Nothing matches the intellectual depth and the number of lawyers India is churning out, Pangea3 MD Greg McPolin tells Forbes India
Greg McPolin
Age: 46
Designation: Managing director, Pangea3
Career: A qualified lawyer, he has been in the legal outsourcing business for the past decade. Before Pangea3, he spent six years with Applied Discovery, an electronic discovery firm.
Q. It has been over seven years since Pangea3 started and three since it was acquired by Thomson Reuters. How is the LPO business doing for Thomson Reuters?
The legal process outsourcing industry (LPO) is estimated between $500 million and $1 billion today, with double digit CAGR. When Thomson Reuters acquired Pangea3 in November 2010, we had 540 employees and today we have 1,000. We are the fastest growing business within Thomson Reuters Legal and our business with law firms year over year is up about 100 percent. So it is an exciting business. It continues to be a wonderful alternative career path for Indian attorneys. It allows them to interact with the legal departments of large companies day in and out. They work on matters that the The Wall Street Journal reports on its front page.
Q. There has been some challenge to the Indian LPO industry from other countries. How serious is that?
There is a top tier of companies that are growing and healthy. There are also a lot of start-up LPOs that we thought would die down, but they are still being set up. This is because the market realises that India continues to be the place for LPO. There has been noise from the Philippines, eastern Europe, South Africa and Israel, but there is no answer to the depth of intellectual capacity and numbers of lawyers India is putting out.
Q. Is the next round of growth going to come from reaching out to more law firms and corporate legal departments, or is it going to come from broadening the array of services offered?
Both. Every LPO in India has called the top corporate legal departments and law firms in Europe and the US, but the market continues to change. The law firm that hung up on one of our sales people six months ago is now calling us. The general counsel who was not comfortable with us doing electronic discovery [electronic exchange of litigation date] is now pushing his law firm to use us for every electronic delivery. The market is shifting from cost reduction to value creation. One of the most exciting engagements we are working on is for a large law firm working on a criminal matter in a US federal court. We have been doing document review on this matter for the last year-and-a-half. We have two employees who are with them on the ground in New York and 30 people in Mumbai are a support team.
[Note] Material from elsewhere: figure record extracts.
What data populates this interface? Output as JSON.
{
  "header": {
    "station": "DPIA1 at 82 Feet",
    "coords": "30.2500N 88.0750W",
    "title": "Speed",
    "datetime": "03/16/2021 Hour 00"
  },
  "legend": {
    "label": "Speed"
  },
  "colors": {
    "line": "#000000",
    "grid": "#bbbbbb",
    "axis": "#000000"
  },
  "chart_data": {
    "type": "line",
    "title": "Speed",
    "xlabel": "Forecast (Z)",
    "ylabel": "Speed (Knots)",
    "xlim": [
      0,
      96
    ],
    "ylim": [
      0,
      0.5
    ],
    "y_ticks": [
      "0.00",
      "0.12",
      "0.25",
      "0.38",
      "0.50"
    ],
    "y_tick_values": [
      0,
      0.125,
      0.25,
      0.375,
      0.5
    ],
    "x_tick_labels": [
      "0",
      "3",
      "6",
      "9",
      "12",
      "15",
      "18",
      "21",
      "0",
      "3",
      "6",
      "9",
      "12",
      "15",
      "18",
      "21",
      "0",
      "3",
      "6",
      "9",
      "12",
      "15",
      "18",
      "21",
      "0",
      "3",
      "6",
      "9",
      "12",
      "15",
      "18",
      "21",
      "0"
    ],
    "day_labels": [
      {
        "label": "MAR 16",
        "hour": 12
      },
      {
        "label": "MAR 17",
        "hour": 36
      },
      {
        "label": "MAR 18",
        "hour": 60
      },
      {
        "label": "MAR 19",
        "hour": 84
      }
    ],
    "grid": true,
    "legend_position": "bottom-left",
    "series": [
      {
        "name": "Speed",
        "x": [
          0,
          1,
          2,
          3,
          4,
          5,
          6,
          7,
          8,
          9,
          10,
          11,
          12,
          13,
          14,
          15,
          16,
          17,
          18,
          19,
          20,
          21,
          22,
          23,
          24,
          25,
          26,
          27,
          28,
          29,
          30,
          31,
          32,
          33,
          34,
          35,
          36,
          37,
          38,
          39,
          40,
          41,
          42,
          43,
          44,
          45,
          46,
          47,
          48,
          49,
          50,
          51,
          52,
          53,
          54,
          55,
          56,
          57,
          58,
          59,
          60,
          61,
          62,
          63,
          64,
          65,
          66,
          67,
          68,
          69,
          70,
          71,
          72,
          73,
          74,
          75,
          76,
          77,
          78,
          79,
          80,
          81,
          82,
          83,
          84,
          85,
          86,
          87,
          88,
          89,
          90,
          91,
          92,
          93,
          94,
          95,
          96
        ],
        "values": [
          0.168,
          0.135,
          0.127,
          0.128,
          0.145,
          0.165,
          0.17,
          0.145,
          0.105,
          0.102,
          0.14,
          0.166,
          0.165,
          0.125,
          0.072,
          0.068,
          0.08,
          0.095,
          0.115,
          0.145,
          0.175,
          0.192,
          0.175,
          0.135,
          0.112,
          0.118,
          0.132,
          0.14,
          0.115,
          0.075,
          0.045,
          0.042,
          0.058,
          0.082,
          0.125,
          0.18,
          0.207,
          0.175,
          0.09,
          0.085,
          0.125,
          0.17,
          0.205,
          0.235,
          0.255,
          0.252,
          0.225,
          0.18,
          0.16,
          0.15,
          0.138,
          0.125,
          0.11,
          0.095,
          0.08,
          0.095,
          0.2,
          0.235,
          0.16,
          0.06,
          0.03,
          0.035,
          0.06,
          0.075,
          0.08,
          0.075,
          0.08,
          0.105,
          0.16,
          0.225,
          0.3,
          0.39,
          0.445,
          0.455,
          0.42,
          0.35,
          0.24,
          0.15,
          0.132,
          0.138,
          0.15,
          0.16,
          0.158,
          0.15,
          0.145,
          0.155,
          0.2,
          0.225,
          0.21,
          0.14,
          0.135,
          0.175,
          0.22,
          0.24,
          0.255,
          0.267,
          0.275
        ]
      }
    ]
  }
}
At the end of every day, there are complex fact-finding tasks that are being done out of Mumbai.
Q. What are Thomson Reuters’ plans for the legal business?
In 2010, when Thomson Reuters wanted a presence in this business, they scoured the industry and found us as one of the fastest growing companies. But it is the promise of how we as a service company can combine with their content and software to create robust solutions for the industry (Thomson Reuters owns Westlaw, a legal database). So the best is yet to come.